Most mediations take much less time than most people think. At The Harris Law firm, the average mediation for a typical divorce takes between two and five hours. This may be done at one time, or it may be divided over several sessions. This does not include any time necessary to prepare the agreement or develop any other paperwork that may be necessary. Such paperwork may require additional time by the mediator. The cost will depend on how long the mediation takes and, if there is paperwork, how complex the case is. Generally the charges for the mediation are for the mediator, which is the cost of a single attorney, and the cost of the paperwork, which may involve both paralegal and mediator time. A major advantage is that this cost is usually divided between the parties, and is less than if each party were to hire his or her own attorney to do the negotiating.

When can mediation occur in the process?

At any time—before any papers are filed, during the paperwork process, or just before a court date.
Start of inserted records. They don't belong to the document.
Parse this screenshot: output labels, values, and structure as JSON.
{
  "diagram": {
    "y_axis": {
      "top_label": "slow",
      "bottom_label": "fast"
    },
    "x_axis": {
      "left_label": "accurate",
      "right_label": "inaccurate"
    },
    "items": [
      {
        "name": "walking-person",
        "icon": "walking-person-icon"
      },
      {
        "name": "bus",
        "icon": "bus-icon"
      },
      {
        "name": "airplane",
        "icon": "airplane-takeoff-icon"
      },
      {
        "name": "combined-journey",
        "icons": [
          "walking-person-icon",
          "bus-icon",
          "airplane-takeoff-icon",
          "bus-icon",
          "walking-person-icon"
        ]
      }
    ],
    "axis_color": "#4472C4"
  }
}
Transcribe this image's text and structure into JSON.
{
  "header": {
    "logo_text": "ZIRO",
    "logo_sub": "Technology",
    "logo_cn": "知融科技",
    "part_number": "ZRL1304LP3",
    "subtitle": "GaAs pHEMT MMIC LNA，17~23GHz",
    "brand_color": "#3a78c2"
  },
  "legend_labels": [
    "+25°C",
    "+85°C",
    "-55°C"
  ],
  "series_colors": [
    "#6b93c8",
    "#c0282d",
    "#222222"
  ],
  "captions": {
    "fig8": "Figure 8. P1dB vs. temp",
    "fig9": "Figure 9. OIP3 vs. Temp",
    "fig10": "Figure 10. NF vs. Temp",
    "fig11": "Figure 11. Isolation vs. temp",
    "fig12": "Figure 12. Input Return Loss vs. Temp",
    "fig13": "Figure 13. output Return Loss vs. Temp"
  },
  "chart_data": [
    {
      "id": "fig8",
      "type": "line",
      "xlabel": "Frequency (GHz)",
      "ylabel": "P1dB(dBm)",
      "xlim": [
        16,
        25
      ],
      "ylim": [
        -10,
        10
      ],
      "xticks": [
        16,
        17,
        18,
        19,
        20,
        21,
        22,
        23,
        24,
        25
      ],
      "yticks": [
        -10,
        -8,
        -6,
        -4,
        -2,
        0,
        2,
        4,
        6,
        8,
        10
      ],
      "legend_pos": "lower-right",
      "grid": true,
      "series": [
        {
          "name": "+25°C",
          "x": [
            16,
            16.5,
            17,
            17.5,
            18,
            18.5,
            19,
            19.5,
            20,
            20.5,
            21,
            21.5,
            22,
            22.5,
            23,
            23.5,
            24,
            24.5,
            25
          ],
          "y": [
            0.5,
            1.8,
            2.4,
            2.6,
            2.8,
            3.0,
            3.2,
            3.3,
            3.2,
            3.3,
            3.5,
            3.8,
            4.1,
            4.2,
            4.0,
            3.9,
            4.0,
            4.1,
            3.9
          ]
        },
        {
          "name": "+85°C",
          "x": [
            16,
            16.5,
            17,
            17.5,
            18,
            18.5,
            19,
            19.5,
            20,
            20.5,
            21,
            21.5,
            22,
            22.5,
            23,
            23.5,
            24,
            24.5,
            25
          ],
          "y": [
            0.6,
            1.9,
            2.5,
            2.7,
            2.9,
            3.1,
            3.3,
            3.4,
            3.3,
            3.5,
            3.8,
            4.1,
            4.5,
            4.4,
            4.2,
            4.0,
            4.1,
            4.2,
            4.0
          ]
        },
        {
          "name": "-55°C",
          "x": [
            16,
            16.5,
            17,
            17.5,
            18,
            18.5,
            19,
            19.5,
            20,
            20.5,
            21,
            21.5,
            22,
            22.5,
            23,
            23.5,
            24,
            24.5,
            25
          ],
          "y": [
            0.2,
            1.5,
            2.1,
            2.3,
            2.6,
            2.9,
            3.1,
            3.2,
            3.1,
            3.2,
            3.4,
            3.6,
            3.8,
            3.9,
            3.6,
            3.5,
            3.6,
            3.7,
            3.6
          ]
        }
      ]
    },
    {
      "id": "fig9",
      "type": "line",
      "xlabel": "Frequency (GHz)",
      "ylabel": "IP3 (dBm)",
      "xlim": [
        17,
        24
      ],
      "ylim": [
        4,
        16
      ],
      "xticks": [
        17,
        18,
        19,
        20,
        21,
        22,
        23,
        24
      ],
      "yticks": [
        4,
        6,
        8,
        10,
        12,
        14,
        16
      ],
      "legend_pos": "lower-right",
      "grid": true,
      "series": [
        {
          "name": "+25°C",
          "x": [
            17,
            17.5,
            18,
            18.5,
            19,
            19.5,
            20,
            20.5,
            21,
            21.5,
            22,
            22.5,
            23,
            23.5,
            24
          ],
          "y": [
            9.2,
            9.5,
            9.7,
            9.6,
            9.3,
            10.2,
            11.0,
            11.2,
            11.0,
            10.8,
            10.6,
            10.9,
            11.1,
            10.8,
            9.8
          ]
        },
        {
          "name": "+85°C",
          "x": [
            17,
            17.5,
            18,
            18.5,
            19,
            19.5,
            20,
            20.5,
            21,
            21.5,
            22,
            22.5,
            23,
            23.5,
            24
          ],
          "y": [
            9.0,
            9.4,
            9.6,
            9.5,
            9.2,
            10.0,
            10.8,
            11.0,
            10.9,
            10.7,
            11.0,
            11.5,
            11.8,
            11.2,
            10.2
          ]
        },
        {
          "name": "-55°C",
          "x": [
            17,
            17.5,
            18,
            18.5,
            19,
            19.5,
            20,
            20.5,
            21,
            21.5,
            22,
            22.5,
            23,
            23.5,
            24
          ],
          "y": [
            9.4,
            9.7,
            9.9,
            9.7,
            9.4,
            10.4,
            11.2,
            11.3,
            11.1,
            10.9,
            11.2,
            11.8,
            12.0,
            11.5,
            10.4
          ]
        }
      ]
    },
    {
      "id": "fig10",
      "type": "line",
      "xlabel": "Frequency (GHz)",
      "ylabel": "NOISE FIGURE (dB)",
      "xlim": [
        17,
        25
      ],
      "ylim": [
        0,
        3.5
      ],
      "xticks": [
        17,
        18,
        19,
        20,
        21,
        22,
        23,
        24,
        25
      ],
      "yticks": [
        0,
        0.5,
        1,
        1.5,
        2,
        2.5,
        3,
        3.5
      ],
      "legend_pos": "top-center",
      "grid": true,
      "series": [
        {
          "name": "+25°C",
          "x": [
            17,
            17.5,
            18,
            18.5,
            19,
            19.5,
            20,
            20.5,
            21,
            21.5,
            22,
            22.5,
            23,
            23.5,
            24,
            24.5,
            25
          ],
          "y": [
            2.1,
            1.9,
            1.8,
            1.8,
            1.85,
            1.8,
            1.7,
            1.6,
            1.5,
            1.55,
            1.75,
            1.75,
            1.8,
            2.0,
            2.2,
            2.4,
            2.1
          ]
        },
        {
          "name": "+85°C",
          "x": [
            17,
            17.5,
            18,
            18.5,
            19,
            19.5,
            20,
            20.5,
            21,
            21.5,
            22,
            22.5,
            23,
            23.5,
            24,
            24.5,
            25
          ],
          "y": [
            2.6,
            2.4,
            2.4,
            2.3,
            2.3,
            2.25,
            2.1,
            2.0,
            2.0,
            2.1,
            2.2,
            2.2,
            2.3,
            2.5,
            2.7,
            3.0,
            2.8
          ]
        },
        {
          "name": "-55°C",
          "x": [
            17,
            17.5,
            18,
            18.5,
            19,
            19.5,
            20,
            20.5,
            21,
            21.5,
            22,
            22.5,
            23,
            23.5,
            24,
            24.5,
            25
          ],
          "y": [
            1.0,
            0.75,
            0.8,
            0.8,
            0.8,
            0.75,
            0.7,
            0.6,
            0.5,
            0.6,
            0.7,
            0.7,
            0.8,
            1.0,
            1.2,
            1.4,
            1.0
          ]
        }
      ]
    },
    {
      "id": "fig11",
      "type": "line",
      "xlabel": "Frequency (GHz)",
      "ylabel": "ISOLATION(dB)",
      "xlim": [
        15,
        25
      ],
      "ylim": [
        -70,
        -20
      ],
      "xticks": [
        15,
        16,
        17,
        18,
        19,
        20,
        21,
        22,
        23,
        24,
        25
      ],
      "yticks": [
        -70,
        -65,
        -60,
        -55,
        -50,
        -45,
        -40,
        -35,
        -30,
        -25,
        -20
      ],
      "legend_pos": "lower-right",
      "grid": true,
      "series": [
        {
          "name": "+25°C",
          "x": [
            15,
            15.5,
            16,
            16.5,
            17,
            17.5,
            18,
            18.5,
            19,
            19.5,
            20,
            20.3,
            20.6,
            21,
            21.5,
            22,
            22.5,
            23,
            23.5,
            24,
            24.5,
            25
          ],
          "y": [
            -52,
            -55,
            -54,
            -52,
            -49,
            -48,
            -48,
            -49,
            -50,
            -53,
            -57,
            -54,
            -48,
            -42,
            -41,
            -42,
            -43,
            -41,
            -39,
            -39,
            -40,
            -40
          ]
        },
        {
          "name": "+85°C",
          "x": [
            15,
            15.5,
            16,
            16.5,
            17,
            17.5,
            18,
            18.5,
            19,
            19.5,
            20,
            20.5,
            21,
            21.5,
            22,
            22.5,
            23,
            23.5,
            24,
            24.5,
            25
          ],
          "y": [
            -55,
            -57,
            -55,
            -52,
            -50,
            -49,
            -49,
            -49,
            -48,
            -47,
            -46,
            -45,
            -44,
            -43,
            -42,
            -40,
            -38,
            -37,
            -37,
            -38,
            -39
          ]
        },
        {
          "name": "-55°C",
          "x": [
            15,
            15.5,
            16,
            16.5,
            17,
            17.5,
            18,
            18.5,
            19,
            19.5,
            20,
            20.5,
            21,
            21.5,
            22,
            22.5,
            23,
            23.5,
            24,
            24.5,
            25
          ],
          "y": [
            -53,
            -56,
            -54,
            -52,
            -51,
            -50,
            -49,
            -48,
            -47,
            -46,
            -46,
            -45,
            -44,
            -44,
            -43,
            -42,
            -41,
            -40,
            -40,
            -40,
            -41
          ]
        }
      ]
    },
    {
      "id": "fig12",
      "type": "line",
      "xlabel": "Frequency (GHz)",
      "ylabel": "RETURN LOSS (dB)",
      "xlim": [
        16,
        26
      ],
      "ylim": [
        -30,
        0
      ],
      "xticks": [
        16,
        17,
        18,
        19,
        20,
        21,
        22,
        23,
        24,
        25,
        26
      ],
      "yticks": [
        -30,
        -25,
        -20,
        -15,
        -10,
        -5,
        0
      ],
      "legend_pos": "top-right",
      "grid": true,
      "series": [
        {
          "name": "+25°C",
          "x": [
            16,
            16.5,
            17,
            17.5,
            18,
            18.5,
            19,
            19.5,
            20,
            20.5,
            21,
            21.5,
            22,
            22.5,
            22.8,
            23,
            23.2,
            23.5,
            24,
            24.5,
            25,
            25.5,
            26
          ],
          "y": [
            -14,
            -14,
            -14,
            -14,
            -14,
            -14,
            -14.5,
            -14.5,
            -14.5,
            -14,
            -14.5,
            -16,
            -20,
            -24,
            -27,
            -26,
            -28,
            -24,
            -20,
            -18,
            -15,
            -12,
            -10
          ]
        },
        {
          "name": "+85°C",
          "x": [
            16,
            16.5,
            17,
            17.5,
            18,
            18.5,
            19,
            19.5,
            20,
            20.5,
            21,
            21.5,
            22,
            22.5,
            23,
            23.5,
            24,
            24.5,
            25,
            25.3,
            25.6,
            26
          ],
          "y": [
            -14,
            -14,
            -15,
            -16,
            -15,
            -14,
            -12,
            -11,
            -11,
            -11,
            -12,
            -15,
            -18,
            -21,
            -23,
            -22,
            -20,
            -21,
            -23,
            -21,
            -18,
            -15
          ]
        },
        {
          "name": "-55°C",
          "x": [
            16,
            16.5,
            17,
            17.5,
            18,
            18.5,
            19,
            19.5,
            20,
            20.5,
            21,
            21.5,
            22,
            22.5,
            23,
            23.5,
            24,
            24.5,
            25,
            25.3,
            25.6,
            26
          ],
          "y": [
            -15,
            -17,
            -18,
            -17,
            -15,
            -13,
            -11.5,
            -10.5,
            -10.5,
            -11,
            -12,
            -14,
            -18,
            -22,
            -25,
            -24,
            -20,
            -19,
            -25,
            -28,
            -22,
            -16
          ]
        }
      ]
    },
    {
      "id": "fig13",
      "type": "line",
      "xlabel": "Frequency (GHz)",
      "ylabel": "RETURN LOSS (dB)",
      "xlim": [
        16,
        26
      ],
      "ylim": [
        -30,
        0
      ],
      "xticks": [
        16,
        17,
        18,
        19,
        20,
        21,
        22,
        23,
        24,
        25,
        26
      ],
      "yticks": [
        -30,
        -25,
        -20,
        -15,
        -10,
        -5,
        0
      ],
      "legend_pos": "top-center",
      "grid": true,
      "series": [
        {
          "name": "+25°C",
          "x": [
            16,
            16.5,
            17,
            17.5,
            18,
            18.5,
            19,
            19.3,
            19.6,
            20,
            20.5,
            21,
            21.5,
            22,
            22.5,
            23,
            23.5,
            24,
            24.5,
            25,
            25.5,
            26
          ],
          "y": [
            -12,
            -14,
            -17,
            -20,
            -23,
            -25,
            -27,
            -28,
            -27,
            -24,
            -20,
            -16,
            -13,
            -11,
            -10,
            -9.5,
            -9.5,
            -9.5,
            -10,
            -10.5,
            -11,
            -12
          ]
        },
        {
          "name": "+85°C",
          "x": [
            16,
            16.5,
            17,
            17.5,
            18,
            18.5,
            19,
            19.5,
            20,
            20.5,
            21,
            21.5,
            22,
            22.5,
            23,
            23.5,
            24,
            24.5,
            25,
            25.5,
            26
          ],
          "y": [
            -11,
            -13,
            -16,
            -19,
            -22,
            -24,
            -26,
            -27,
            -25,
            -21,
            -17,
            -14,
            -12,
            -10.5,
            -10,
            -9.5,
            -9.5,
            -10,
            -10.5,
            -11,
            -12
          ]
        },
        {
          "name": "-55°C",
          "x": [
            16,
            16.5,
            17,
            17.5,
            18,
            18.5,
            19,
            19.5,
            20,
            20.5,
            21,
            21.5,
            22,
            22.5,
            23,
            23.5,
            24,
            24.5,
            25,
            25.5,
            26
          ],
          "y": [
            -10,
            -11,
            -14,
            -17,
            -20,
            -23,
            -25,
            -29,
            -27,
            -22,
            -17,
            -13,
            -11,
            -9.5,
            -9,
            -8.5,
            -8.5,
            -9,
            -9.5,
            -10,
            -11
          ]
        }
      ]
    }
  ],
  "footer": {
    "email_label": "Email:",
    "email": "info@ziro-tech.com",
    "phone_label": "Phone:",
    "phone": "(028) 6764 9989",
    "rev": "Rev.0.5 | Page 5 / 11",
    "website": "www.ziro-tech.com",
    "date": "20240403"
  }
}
The point is, a settlement negotiated directly between the parties is almost always more acceptable to both parties than an outcome decided by the court, or an outcome negotiated by the parties’ representatives. The best time for mediation is anytime the parties are ready to settle.

Are all mediators attorneys?

No. Many mediators are psychologists or others in the helping professions; however, there is no credentialing or licensing for mediators--literally anyone can advertise themselves as a mediator. It is important, therefore, to choose your mediator carefully.

Why should I hire an attorney mediator?

The advantage of using a legally-trained mediator is the knowledge the mediator provides regarding the law, court procedures, and how judges generally rule on specific issues. This information is usually very helpful in negotiating an agreement that is fair and satisfactory to both parties. Such information can also prevent the parties from making agreements that a judge might not find acceptable. An attorney should also have access to paralegals and other support personnel that can draft pleadings for the parties and provide immediate response to questions.